Opinion

Attack ads are distasteful

By Shepparton News

The injection of attack advertising and scare tactics into the campaign for the seat of Shepparton is both ugly and unwarranted.

Mud-slinging in politics is nothing new but the tactics outlined in the lead story in today’s News mark a new low for this electorate.

We have received several reports from readers of unwanted ‘‘robocalls’’ being made to them, asking loaded and pointed questions (without context) about the voting record of sitting member, Independent Suzanna Sheed, during her four-year term — including issues that had nothing at all to do with this electorate and have no impact on it.

While the robocalls have been circulating for at least a week, television advertisements with similar themes are more recent.

Chief among claims in these adverts are that Ms Sheed has ‘‘zilch to spend’’ — and while it is obviously true that Ms Sheed is not aligned to a political party — so has no budget of her own — one only needs to look at the more than $660million of critical spend announced for Shepparton during her term. Some zilch!

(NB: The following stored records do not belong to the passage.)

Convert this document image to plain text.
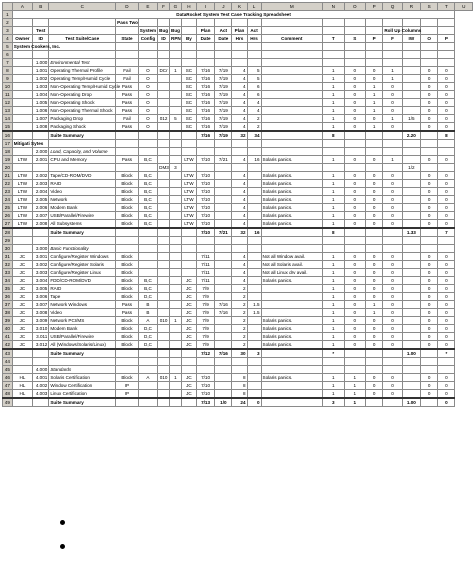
	A	B	C	D	E	F	G	H	I	J	K	L	M	N	O	P	Q	R	S	T	U
1	DataRocket System Test Case Tracking Spreadsheet																				
2				Pass Two																	
3		Test			System	Bug	Bug		Plan	Act	Plan	Act					Roll Up Columns				
4	Owner	ID	Test Suite/Case	State	Config	ID	RPN	By	Date	Date	Hrs	Hrs	Comment	T	S	P	F	IW	O	P	
5	System Cookers, Inc.																				
6																					
7		1.000	Environmental Test																		
8		1.001	Operating Thermal Profile	Fail	O	DCr	1	SC	7/16	7/19	4	5		1	0	0	1		0	0	
9		1.002	Operating Temp/Humid Cycle	Fail	O			SC	7/16	7/19	4	5		1	0	0	1		0	0	
10		1.003	Non-Operating Temp/Humid Cycle	Pass	O			SC	7/16	7/19	4	6		1	0	1	0		0	0	
11		1.004	Non-Operating Drop	Pass	O			SC	7/16	7/19	4	6		1	0	1	0		0	0	
12		1.005	Non-Operating Shock	Pass	O			SC	7/16	7/19	4	4		1	0	1	0		0	0	
13		1.006	Non-Operating Thermal Shock	Pass	O			SC	7/16	7/19	4	4		1	0	1	0		0	0	
14		1.007	Packaging Drop	Fail	O	012	5	SC	7/16	7/19	4	2		1	0	0	1	1/5	0	0	
15		1.008	Packaging Shock	Pass	O			SC	7/16	7/19	4	2		1	0	1	0		0	0	
16			Suite Summary						7/16	7/19	32	34		8				2.20		8	
17	Mitigati Sytes																				
18		2.000	Load, Capacity, and Volume																		
19	LTW	2.001	CPU and Memory	Pass	B,C			LTW	7/10	7/21	4	16	Solaris panics.	1	0	0	1		0	0	
20						DM3	3											1/2			
21	LTW	2.002	Tape/CD-ROM/DVD	Block	B,C			LTW	7/10		4		Solaris panics.	1	0	0	0		0	0	
22	LTW	2.003	RAID	Block	B,C			LTW	7/10		4		Solaris panics.	1	0	0	0		0	0	
23	LTW	2.004	Video	Block	B,C			LTW	7/10		4		Solaris panics.	1	0	0	0		0	0	
24	LTW	2.005	Network	Block	B,C			LTW	7/10		4		Solaris panics.	1	0	0	0		0	0	
25	LTW	2.006	Modem Bank	Block	B,C			LTW	7/10		4		Solaris panics.	1	0	0	0		0	0	
26	LTW	2.007	USB/Parallel/Firewire	Block	B,C			LTW	7/10		4		Solaris panics.	1	0	0	0		0	0	
27	LTW	2.008	All Subsystems	Block	B,C			LTW	7/10		4		Solaris panics.	1	0	0	0		0	0	
28			Suite Summary						7/10	7/21	32	16		8				1.33		7	
29																					
30		3.000	Basic Functionality																		
31	JC	3.001	Configure/Register Windows	Block					7/11		4		Not all Window avail.	1	0	0	0		0	0	
32	JC	3.002	Configure/Register Solaris	Block					7/11		4		Not all Solaris avail.	1	0	0	0		0	0	
33	JC	3.003	Configure/Register Linux	Block					7/11		4		Not all Linux drv avail.	1	0	0	0		0	0	
34	JC	3.004	FDD/CD-ROM/DVD	Block	B,C			JC	7/11		4		Solaris panics.	1	0	0	0		0	0	
35	JC	3.005	RAID	Block	B,C			JC	7/9		2			1	0	0	0		0	0	
36	JC	3.006	Tape	Block	D,C			JC	7/9		2			1	0	0	0		0	0	
37	JC	3.007	Network Windows	Pass	B			JC	7/9	7/16	2	1.5		1	0	1	0		0	0	
38	JC	3.008	Video	Pass	B			JC	7/9	7/16	2	1.5		1	0	1	0		0	0	
39	JC	3.009	Network PCI/MS	Block	A	010	1	JC	7/9		2		Solaris panics.	1	0	0	0		0	0	
40	JC	3.010	Modem Bank	Block	D,C			JC	7/9		2		Solaris panics.	1	0	0	0		0	0	
41	JC	3.011	USB/Parallel/Firewire	Block	D,C			JC	7/9		2		Solaris panics.	1	0	0	0		0	0	
42	JC	3.012	All (Windows/Solaris/Linux)	Block	D,C			JC	7/9		2		Solaris panics.	1	0	0	0		0	0	
43			Suite Summary						7/12	7/16	30	3		*				1.00		*	
44																					
45		4.000	Standards																		
46	HL	4.001	Solaris Certification	Block	A	010	1	JC	7/10		8		Solaris panics.	1	1	0	0		0	0	
47	HL	4.002	Window Certification	IP				JC	7/10		8			1	1	0	0		0	0	
48	HL	4.003	Linux Certification	IP				JC	7/10		8			1	1	0	0		0	0	
49			Suite Summary						7/13	1/0	24	0		3	1			1.00		0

Opponents of Ms Sheed’s have distanced themselves from the robocalls, though The News has ascertained that the business behind the calls, Constituent Management Services, is linked to the NSW chapter of the National Party.

It is unfortunate that the TV advertisements came on the heels of an excellent candidates’ forum in Shepparton on Wednesday night — a forum characterised by strong debate, discussion of policy, pledges and a focus on the best outcomes for Shepparton.

As declared by the forum’s moderator Sam Birrell on the night, it was an example of open democracy at work.

We welcome strong, healthy and serious debate. With eight days until the election, the focus should be on what each candidate can bring to this region, both personally and in terms of policies and priorities, so that voters can make the most informed choice.

In our view, the tactics that have emerged in recent days are distasteful, unnecessary and designed to mislead.

We encourage voters to see them for what they are.